Choosing a wedding menu can be tricky. In addition to selecting options that will appeal a wide variety of taste preferences, you also need to consider which foods may cause issues with guests. These could be foods that contain common allergens (like nuts or gluten), those that may leave your breath a little less than tolerable (we vote to skip the garlic!), or anything that's just too filling to allow for lots of dancing. To pull off a tasty, crowd-pleasing menu, professional chefs describe which foods to leave out. Trust us, your guests be incredibly well-fed.

 

UNIQUE MENU CARDS AND DISPLAYS

 

Cocktail food you can't eat with one hand.

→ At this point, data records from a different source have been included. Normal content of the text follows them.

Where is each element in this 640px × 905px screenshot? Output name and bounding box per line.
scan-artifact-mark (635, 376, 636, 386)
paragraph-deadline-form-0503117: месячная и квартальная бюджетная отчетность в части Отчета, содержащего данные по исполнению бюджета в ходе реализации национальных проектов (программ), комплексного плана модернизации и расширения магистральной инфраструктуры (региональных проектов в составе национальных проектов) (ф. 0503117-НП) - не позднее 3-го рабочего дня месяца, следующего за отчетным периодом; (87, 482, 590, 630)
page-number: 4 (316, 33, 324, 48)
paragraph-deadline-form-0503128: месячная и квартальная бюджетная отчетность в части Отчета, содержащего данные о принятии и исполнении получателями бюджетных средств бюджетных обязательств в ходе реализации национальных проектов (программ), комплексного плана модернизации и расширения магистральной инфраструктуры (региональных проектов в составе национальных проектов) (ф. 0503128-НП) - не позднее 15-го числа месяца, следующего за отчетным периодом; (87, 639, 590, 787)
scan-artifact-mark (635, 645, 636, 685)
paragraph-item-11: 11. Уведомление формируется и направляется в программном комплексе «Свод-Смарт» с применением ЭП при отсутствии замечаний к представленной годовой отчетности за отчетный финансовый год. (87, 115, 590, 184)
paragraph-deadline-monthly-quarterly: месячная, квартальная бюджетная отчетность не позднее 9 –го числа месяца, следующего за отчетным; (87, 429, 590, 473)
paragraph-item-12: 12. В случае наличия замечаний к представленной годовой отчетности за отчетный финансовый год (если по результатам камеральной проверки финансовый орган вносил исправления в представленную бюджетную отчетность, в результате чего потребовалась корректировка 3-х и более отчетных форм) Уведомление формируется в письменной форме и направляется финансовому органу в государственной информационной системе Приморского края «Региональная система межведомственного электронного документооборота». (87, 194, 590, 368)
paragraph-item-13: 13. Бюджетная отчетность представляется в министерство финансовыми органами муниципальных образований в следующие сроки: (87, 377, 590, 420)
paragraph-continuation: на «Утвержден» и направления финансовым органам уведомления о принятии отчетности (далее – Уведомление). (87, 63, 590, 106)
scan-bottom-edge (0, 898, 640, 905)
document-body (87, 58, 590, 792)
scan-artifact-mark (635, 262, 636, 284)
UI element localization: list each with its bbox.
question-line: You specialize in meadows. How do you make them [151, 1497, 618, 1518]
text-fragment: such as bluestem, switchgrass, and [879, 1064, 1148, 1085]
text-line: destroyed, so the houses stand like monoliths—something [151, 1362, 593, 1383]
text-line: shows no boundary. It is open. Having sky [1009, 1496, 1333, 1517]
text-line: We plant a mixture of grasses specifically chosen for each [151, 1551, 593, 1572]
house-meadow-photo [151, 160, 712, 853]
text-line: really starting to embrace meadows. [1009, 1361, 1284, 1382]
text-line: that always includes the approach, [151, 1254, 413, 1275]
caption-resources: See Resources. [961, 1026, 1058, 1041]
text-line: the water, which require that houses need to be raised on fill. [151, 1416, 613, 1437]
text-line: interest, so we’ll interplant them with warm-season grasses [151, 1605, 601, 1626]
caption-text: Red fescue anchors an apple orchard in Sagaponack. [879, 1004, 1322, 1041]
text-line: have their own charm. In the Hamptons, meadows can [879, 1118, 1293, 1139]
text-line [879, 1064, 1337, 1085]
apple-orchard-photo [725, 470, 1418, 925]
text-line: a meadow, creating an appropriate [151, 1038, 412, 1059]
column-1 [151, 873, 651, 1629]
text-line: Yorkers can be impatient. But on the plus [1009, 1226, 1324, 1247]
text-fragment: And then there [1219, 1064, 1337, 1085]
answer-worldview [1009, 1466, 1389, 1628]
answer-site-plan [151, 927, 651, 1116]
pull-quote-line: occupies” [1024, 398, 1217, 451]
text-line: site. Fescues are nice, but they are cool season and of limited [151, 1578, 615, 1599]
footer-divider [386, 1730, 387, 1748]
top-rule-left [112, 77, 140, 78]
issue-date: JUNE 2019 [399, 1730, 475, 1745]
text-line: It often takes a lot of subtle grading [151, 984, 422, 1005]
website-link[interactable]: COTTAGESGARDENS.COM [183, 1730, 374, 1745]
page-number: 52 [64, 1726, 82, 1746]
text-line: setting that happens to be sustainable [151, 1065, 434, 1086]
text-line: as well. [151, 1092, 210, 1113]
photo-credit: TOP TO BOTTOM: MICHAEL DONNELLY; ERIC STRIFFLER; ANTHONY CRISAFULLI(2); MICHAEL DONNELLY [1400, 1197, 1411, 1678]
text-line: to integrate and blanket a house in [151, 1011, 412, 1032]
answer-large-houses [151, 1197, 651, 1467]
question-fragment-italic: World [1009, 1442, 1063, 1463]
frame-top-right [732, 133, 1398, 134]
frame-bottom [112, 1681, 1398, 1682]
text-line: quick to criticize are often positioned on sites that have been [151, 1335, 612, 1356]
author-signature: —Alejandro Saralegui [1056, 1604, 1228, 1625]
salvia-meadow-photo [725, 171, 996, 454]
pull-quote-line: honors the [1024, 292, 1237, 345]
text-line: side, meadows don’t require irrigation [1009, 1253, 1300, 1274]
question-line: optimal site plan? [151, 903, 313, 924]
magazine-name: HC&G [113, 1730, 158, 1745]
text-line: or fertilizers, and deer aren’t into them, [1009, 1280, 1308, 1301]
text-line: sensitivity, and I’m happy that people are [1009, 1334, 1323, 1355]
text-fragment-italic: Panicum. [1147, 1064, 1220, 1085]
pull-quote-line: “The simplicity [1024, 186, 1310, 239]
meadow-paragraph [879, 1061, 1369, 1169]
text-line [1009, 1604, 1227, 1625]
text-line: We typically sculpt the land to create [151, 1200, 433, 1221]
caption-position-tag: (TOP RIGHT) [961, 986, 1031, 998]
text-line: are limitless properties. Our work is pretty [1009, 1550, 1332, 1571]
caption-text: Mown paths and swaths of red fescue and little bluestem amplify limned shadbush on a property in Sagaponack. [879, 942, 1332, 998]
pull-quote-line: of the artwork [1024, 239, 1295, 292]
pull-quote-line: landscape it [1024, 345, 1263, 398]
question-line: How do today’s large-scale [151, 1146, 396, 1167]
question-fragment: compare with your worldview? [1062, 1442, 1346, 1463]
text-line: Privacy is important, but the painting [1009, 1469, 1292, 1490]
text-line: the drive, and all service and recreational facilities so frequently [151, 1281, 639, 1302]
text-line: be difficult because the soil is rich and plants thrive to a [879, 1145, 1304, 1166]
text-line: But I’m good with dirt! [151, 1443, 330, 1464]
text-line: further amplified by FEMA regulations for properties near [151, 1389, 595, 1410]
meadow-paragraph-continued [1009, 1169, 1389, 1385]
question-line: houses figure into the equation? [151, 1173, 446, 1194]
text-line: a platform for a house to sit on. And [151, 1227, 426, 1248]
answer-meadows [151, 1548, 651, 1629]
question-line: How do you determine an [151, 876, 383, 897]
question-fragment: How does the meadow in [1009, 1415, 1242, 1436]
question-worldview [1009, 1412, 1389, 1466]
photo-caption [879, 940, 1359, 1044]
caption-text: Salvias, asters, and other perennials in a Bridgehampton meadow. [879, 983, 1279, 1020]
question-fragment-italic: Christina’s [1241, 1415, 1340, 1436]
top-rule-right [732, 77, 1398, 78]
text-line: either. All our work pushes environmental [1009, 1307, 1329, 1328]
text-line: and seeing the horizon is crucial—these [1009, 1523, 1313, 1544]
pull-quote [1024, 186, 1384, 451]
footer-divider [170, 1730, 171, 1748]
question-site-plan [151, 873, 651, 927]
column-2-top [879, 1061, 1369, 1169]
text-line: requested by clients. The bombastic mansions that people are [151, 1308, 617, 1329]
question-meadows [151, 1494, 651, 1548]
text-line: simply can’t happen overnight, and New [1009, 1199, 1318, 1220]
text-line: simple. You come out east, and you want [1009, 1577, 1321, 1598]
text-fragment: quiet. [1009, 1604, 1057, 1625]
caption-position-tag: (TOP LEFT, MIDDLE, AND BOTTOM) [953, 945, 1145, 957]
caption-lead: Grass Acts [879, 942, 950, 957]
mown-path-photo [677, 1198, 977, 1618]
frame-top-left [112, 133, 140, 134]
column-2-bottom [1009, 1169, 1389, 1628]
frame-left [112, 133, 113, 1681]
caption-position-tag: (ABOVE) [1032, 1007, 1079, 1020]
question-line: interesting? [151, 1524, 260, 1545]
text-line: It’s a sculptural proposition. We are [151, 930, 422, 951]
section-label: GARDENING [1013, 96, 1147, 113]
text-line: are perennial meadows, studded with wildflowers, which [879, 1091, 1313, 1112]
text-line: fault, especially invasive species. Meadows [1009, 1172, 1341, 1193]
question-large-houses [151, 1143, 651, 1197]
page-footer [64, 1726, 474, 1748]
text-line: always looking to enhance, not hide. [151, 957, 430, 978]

During cocktail hour, your guests will want to walk around and socialize. With a glass in one hand, they'll only have one hand free to reach for passed apps. "When passed food is too complicated to eat and requires two hands, your guests will reluctantly skip the food that you have thought so hard to create for them," says NYC-based chef Yen Ngo. Even a soft shell taco can be too messy to eat with one hand, but swapping that soft flour shell for a mini hard one might be just the fix.

 

Out-of-season ingredients.

For the best taste experience, it's important to serve foods that will be in season on your wedding day. "Hopefully you're working with a caterer who can help you with this part," says Boston chef Kristen Campbell. "Food that's in season, and locally sourced if possible, is not only going to reduce your carbon footprint but offer you the best, most flavorful options."

 

Raw onions. 

No one wants to have bad breath at your reception, says NYC-based chef Amy Aversa. However, "If you love the flavor of onions but don't want your guests to suffer the consequences, ask your caterer to caramelize the onions instead of serving them raw," she says.

 

Common allergens.

Tree nuts—like pecans, walnuts, almonds, pine nuts, and brazil nuts—are just some of the leading causes of food allergies, Aversa says. If you're going to add nutty flavors, stick to just one kind. Then, "Be sure your caterer makes guests aware of the dishes containing tree nuts by printing menus and briefing their wait staff on any hidden allergens."

 

Messy foods.

Eliminate the spaghetti and tomato sauce option immediately. "Avoid anything with a high splatter factor," Campbell says. "Even for the most casual of weddings, your guests have made a point to look nice, and you should respect that."

 

Items containing spinach.

While hors d'oeuvres like spanakopitas, spinach quiche, and spinach-artichoke dip may be popular, "tender pieces of spinach can easily get stuck in your tenth," Aversa says. She suggests kale as an alternative, as it is a sturdier green (and a less-likely culprit).

 

Dishes with lots of butter and/or cream.

If your food items contain lots of dairy, chances are your guests won't eat as much because they'll be full, Ngo says. (Plus, you'll want to make sure they won't be too full for dancing!) "Guests want to eat as much as they want and still have plenty of room for desserts," she adds, so she recommends reserving butter and cream ingredients for after-dinner sweets.